The Government doesn’t just need an exit plan, it needs a strategy for recovery – and future resilience
Adam Lent, Director of the New Local Government Network, says we urgently need a post-pandemic recovery strategy for the public as well as the private sector.
While the UK struggles to get its head around a lockdown exit plan, the EU is already close to initiating a €1.5 trillion post-pandemic recovery fund. Similarly, Joe Biden has demanded a massive recovery strategy for the USA.
Despite our tardiness, a recovery plan for the UK is vital and urgent because it is increasingly clear that there will be no rapid economic bounce back from this pandemic. Leaving aside the ongoing fears of a new spike in cases and consequent restrictions, we will emerge into a world where many businesses and charities will have gone bust and hundreds of thousands of jobs will have disappeared. With confidence consequently low, investment in the economy is likely to be very slow to return. There will also be a huge wave of demand hitting already very stretched public services with all the family crises, health conditions and evictions which have been artificially deferred until after the lockdown.
No responsible Government can wash its hands of this challenge. There is no free market or austerity solution to the longer-term effects of this crisis that avoids a huge human and economic cost, a cost which could well lead to a political backlash that will dwarf the toxic populism of the last decade.

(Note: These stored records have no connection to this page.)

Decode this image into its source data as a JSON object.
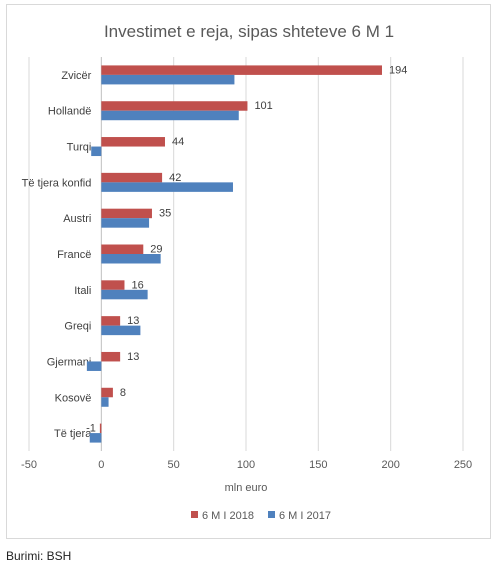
{
  "chart_data": {
    "type": "bar",
    "orientation": "horizontal",
    "title": "Investimet e reja, sipas shteteve 6 M 1",
    "xlabel": "mln euro",
    "ylabel": "",
    "xlim": [
      -50,
      250
    ],
    "xticks": [
      "-50",
      "0",
      "50",
      "100",
      "150",
      "200",
      "250"
    ],
    "grid": true,
    "legend_position": "bottom",
    "categories": [
      "Zvicër",
      "Hollandë",
      "Turqi",
      "Të tjera konfid",
      "Austri",
      "Francë",
      "Itali",
      "Greqi",
      "Gjermani",
      "Kosovë",
      "Të tjera"
    ],
    "series": [
      {
        "name": "6 M I 2018",
        "color": "#c0504d",
        "values": [
          194,
          101,
          44,
          42,
          35,
          29,
          16,
          13,
          13,
          8,
          -1
        ],
        "labels": [
          "194",
          "101",
          "44",
          "42",
          "35",
          "29",
          "16",
          "13",
          "13",
          "8",
          "-1"
        ]
      },
      {
        "name": "6 M I 2017",
        "color": "#4f81bd",
        "values": [
          92,
          95,
          -7,
          91,
          33,
          41,
          32,
          27,
          -10,
          5,
          -8
        ]
      }
    ]
  },
  "footer": {
    "source": "Burimi: BSH"
  }
}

Such a plan will need to show investors and the general public that while corona-induced uncertainty remains, the Government and the Bank of England will do what is required to get the economy motoring again. That will mean major investment, loan guarantees and ultra-dovish (or supportive) monetary policy for the private sector. But it will also require cast-iron assurances that the necessary funding is there to keep public services going.
Covid has turned the logic of austerity on its head: the health of the economy is now reliant on the health of its population which is itself reliant on the health of the nation’s public services. Cuts will not only kill people, they will kill economic confidence as well.
Resilience as well as Recovery
Recovery, however, cannot become a synonym for resurrection of business-as-usual. Any recovery plan must hardwire much greater resilience into our economy. We need a strategy that will leave us far better placed to meet likely future challenges: another pandemic, a new financial collapse, severe climate disruption or, quite possibly, a self-reinforcing storm combining all three.
That will almost certainly mean addressing the things that make us vulnerable as families and as a nation in the face of sudden disruption: low pay and insecure jobs, over-reliance on imports of food and other vital products, continuing use of petrol which creates chronic illness and strains the NHS, as well as a whole host of other weaknesses.
As with recovery itself, the public realm is also central to resilience. The response of councils, the NHS, charities and communities has been absolutely fundamental to the country’s ability to weather this crisis – far more so, in fact, than the private sector which has proved remarkably fragile. Without their response, the human cost and, indeed, the economic cost would have been incalculably higher. Any resilience plan must include much greater financial support for these crucial pillars of our society than has existed over the past decade.
Funded Centrally, Delivered Locally
We will clearly need a very large amount of money to pay for this post-pandemic work – a Recovery and Resilience Fund maybe. No doubt a good proportion of that would come from long-term borrowing, but a considerable portion will have to come from higher tax. This is not only to avoid unsustainable levels of government debt, but also because tax is a powerful strategic tool. A fund that spent money on building resilience but was also funded by taxes on those things that weaken resilience, such as petrol and imported food, would double its impact.
That may mean funding a strategy centrally but it will have to be delivered locally. Labour markets, public service demand and environmental impact are very different in different places. Any attempt to impose a template from above – as we so often do in this country – will, as always, lead to wasted money and less impact.
Nor can Westminster successfully engage the public in the deliberation that will be necessary to navigate the complex trade-offs of any recovery and resilience plan. We must avoid a repeat of the gilets jaunes backlash that greeted France’s top-down decision to hike fuel taxes – and this will require an intensity of popular participation in decision-making that can only happen locally.
While in the eye of the storm, it can be hard to contemplate rebuilding from its ruins – or how to protect future hurricanes from wreaking more havoc. But if we are to live in an economy and society that does more than lurch from crisis to crisis we need to consider something beyond simple recovery. We need to demand more imagination and foresight from our politicians – so they offer long-term protection for the citizens and public services they profess to hold so dear.